Yes I optimized my network with tensor RT, It is a mask rcnn where the backbone is optimized cause the last layers are not optimizeable. I need more than 1 Hz have a depth publishing rate of 15 Hz and camera image publishing framerate of 15 Hz enabled on the zed. With more I think the bottle neck is somewhere else
Here I can show you my loading in of trained model
def _load_model(self):
if not self.weights or not os.path.exists(self.weights):
self.get_logger().error(f’weights_path nicht gefunden: {self.weights}')
raise FileNotFoundError(self.weights)
ckpt = torch.load(self.weights, map_location=self.device)
if isinstance(ckpt, dict) and 'model_state' in ckpt:
state_dict = ckpt['model_state']
num_classes = ckpt.get('num_classes', len(LABEL_ID_TO_NAME) + 1)
klassen = ckpt.get('klassen', None)
mean = ckpt.get('mean', None)
std = ckpt.get('std', None)
self.get_logger().info(
f'Checkpoint: Epoche {ckpt.get("best_epoch","?")} | Acc {ckpt.get("best_acc", 0):.4f}')
else:
state_dict = ckpt
num_classes = len(LABEL_ID_TO_NAME) + 1
klassen = None
mean = std = None
if not klassen:
klassen = [LABEL_ID_TO_NAME[i] for i in sorted(LABEL_ID_TO_NAME)]
self.get_logger().warn('Keine klassen im Checkpoint — Fallback auf class_config.py')
self.klassen = klassen
self.num_classes = num_classes
for label_id, name in enumerate(self.klassen, start=1):
if name in HOSE_CLASS_NAMES:
self.hose_classes.add(label_id)
elif name in FORBIDDEN_CLASS_NAMES:
self.forbidden_classes.add(label_id)
if not self.hose_classes:
self.get_logger().warn(f'Keine Hose-Klassen! HOSE_CLASS_NAMES={HOSE_CLASS_NAMES}')
model = Modell().get_model(
'Maskrcnnv2', num_classes, self.device,
only_last_layers_train=False, version=0, mean=mean, std=std)
model.load_state_dict(state_dict, strict=True)
# ── NEU: Jetson-Parameter aus Checkpoint wiederherstellen ─────────
jetson_cfg = ckpt.get('jetson_cfg', {})
if jetson_cfg:
jw, jh = ckpt.get('img_size', (1280, 720))

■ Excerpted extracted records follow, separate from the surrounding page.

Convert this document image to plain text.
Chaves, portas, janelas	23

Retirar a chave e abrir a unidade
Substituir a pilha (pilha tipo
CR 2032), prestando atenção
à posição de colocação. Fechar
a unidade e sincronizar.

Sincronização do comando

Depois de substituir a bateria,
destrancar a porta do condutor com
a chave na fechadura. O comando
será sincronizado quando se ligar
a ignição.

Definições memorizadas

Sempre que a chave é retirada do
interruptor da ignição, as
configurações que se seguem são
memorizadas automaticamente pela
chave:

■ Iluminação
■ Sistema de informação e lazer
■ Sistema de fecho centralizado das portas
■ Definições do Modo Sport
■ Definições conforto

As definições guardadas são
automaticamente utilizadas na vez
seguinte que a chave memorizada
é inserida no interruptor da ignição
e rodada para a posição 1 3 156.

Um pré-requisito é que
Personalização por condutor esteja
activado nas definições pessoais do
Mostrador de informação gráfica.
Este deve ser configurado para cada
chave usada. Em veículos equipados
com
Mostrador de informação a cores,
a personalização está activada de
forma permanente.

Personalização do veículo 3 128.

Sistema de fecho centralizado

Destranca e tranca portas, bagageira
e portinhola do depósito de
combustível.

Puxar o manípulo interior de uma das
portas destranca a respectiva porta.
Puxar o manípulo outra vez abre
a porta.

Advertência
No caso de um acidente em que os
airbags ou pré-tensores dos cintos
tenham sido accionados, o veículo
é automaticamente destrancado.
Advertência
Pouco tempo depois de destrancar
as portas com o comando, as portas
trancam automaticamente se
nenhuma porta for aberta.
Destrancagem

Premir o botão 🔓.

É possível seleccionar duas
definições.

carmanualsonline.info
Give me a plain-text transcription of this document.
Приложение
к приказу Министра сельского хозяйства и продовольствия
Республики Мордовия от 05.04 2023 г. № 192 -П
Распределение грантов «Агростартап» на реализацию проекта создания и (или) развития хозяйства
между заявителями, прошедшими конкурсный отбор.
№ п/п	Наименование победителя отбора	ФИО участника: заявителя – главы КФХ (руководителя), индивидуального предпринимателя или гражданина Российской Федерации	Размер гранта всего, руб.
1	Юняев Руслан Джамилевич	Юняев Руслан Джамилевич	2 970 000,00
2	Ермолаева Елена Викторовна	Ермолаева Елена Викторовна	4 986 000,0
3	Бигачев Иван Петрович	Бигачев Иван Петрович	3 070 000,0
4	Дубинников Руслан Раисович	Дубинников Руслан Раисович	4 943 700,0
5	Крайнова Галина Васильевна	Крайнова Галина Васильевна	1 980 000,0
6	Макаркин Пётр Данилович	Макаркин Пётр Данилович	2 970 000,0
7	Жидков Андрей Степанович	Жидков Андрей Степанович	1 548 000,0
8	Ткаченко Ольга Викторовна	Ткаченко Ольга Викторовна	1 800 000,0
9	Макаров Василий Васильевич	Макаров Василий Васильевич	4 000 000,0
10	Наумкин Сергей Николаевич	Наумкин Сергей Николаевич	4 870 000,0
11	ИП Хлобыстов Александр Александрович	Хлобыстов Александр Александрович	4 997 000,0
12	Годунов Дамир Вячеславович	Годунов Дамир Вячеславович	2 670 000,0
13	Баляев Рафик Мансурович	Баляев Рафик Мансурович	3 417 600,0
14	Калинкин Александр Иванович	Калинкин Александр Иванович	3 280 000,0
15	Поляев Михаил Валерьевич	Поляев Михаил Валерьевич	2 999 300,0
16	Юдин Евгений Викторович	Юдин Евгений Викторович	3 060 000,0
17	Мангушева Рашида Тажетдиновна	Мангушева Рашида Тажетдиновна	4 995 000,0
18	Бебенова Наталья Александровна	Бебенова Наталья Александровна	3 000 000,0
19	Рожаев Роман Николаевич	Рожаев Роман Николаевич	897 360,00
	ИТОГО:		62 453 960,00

model.roi_heads.score_thresh = 0.5
model.roi_heads.detections_per_img = 30
model.rpn.pre_nms_top_n_test = 500
model.rpn.post_nms_top_n_test = 100
model.transform.min_size = (jh,)
model.transform.max_size = jw
model.transform.fixed_size = (jw, jh)
# # ── NEU: inf_size aus Checkpoint übernehmen ───────────────
# # fixed_size und inf_size müssen übereinstimmen
# self.inf_size = jw # ← Node resized auf genau diese Breite
# self.get_logger().info(
# f'Jetson-Modus aktiv: {jw}×{jh} '
# f'score_thresh=0.5 proposals=500/100 '
# f'inf_size automatisch → {jw}')
self.get_logger().info(
f'Jetson-Modus aktiv: {jw}×{jh} score_thresh=0.5 proposals=500/100')
else:
# Normales Modell — score_threshold aus ROS-Parameter
model.roi_heads.score_thresh = self.score_th
self.get_logger().info('Standard-Modell geladen (kein Jetson-Profil)')
# ── Internen Transform fixieren — verhindert doppeltes Resize ─────────
# Mask R-CNN resized intern nochmal auf min_size=800 — das bricht TRT.
# Wir fixieren auf unsere inference_size damit Backbone statische Shapes hat.
# if self.inf_size is not None:
# h_inf = int(720 * self.inf_size / 1280)
# model.transform.min_size = (h_inf,)
# model.transform.max_size = self.inf_size
# self.get_logger().info(f'Transform fixiert auf {h_inf}×{self.inf_size}')
model.to(self.device).eval().half()
# ── TensorRT Backbone ─────────────────────────────────────────────────
trt_cache = self.weights.replace('.pth', '_backbone_trt.pth')
try:
from torch2trt import torch2trt, TRTModule
if os.path.exists(trt_cache):
self.get_logger().info('Lade TRT-Backbone aus Cache...')
backbone_trt = TRTModule()
backbone_trt.load_state_dict(torch.load(trt_cache))
model.backbone = backbone_trt
self.get_logger().info('TRT-Backbone geladen.')
else:
self.get_logger().info('Konvertiere Backbone → TensorRT (einmalig ~3 Min)...')
# Echte Backbone-Input-Größe nach internem Transform
# Mask R-CNN resized intern auf min_size=800 → bei 1280×720 ergibt das 768×1344
dummy = torch.zeros(1, 3, 768, 1344, device=self.device).half()
backbone_trt = torch2trt(
model.backbone,
[dummy],
fp16_mode=True,
max_workspace_size=1 << 28)
torch.save(backbone_trt.state_dict(), trt_cache)
model.backbone = backbone_trt
self.get_logger().info(f'TRT-Backbone gespeichert: {trt_cache}')
except Exception as e:
self.get_logger().warn(f'TRT fehlgeschlagen, nutze FP16: {e}')
self._use_fp16 = True
return model